In my early boyhood in Atlanta, while still barefoot and running wild, in love with Mark Twain and Charles Dickens and “Tales from Shakespeare,” by Charles and Mary Lamb, my eyes were open and I was listening and crystallizing—a young playwright finding his true voice.
My world went to dust when Papa passed away.
They waited until he was decently in the ground, but at the very hour that he was, at the National Cemetery in Marietta, my “grandma” and all but the oldest girl of her grown children let it be known that Papa’s 10-year-old best boy was now a stranger in the house. Back then child abuse was a matter of no importance to Georgia politicians, and child-care agencies were not flourishing.

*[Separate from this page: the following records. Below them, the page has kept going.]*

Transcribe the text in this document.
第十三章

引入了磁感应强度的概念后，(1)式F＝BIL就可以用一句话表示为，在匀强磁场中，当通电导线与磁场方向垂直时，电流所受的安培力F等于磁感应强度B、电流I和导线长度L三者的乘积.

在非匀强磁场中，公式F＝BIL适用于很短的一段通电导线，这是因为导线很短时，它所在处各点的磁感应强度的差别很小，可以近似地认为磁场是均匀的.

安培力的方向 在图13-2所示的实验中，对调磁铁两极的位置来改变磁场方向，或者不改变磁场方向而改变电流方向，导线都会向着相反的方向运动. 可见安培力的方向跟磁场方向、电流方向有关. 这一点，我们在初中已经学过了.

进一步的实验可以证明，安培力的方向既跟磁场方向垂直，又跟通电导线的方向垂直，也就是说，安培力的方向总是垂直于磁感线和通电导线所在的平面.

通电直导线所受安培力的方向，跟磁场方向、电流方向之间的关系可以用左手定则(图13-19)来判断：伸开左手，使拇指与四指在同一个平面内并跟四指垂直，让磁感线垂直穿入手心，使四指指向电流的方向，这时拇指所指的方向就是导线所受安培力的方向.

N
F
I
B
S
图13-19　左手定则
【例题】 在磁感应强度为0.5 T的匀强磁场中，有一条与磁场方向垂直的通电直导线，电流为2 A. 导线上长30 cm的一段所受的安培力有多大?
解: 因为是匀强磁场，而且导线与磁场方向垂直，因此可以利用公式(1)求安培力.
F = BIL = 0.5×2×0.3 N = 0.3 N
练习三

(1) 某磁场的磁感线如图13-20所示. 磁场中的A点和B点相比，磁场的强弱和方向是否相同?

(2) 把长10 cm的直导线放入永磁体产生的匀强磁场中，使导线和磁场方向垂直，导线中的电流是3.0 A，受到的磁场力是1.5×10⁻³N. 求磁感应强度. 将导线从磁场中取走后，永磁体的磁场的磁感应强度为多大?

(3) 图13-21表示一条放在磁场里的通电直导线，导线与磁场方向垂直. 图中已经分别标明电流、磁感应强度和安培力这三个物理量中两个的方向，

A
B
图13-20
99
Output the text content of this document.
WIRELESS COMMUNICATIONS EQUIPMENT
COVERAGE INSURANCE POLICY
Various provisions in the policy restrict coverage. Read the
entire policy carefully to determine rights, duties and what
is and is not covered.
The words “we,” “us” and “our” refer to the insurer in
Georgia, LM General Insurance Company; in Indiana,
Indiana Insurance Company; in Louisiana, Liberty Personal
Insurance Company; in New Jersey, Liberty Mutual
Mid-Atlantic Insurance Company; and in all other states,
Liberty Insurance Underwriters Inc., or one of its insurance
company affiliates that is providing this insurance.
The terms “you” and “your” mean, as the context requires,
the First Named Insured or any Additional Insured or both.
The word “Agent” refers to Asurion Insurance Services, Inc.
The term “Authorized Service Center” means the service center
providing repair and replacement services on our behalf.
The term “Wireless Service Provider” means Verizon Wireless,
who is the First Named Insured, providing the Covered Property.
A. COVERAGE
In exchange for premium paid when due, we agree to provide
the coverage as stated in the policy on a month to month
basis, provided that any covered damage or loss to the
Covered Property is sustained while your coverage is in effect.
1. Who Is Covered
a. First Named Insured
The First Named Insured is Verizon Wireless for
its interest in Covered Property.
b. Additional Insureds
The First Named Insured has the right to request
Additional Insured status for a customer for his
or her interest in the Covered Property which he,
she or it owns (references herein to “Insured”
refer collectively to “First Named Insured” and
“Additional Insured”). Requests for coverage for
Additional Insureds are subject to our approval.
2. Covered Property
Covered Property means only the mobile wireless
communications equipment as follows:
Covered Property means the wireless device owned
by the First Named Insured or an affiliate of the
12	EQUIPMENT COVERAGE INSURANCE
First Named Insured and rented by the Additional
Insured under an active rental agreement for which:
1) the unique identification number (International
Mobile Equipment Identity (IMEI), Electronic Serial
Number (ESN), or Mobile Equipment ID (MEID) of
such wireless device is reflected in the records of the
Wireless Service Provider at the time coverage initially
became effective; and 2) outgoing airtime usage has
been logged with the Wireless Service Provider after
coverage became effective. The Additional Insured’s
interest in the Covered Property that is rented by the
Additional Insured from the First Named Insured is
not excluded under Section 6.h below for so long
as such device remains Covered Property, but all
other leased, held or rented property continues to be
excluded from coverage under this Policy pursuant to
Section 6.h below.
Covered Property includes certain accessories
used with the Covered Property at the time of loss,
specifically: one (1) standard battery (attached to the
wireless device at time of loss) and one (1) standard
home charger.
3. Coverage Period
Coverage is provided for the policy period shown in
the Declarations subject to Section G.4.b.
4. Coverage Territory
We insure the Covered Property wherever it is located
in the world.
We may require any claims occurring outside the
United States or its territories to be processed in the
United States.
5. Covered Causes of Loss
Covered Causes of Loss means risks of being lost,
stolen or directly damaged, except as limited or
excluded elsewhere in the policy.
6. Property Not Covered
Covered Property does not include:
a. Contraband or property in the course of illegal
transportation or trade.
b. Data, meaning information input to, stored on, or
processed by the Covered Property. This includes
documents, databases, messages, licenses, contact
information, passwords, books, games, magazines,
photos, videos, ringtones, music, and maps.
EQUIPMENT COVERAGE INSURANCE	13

At 15, the zeal for books that was Papa’s gift to me set me free. The very same church ladies in Buckhead whom Papa had given my play to years earlier got up money to send me to a private school 150 miles away. At 17, I was in New York City and training as an actor. Never willingly would I ever set eyes on any of my “family” again.
But look now and you’ll find precious few of the sort of good folks, who in my salad days, dwelled, worked and died in Cabbagetown. Loving their own kind but sometimes suspicious of outsiders, they lived by a moral code that had worked well for mountain people in the South ever since the pioneers, their ancestors, found the gap in the Cumberlands. Years before the mill shut down for good, after more than a 90-year run, nearly all the “operatives” and their children were long gone, leaving behind those who felt lost without the mill’s paternalism, the very old and tired, and some who simply loved the neighborhood. Sad to say, a slather of the latter-day down-and-out stumbled in from heaven knows where, some of whom were fresh out of morals.
Hard times, good times. Cabbagetown has persevered. By far most newcomers to my native city think of it as only another in-town neighborhood that’s changing, gentrifying. The Fulton Bag and Cotton Mill is being made into upscale lofts that promise to bring in new people and money. The hard times shall be no more, so they say.
Gene-Gabriel Moore is founder and artistic director of Not Merely Players, a performing arts company for men, women and children with disabilities, at the 14th Street Playhouse. He lives in Midtown.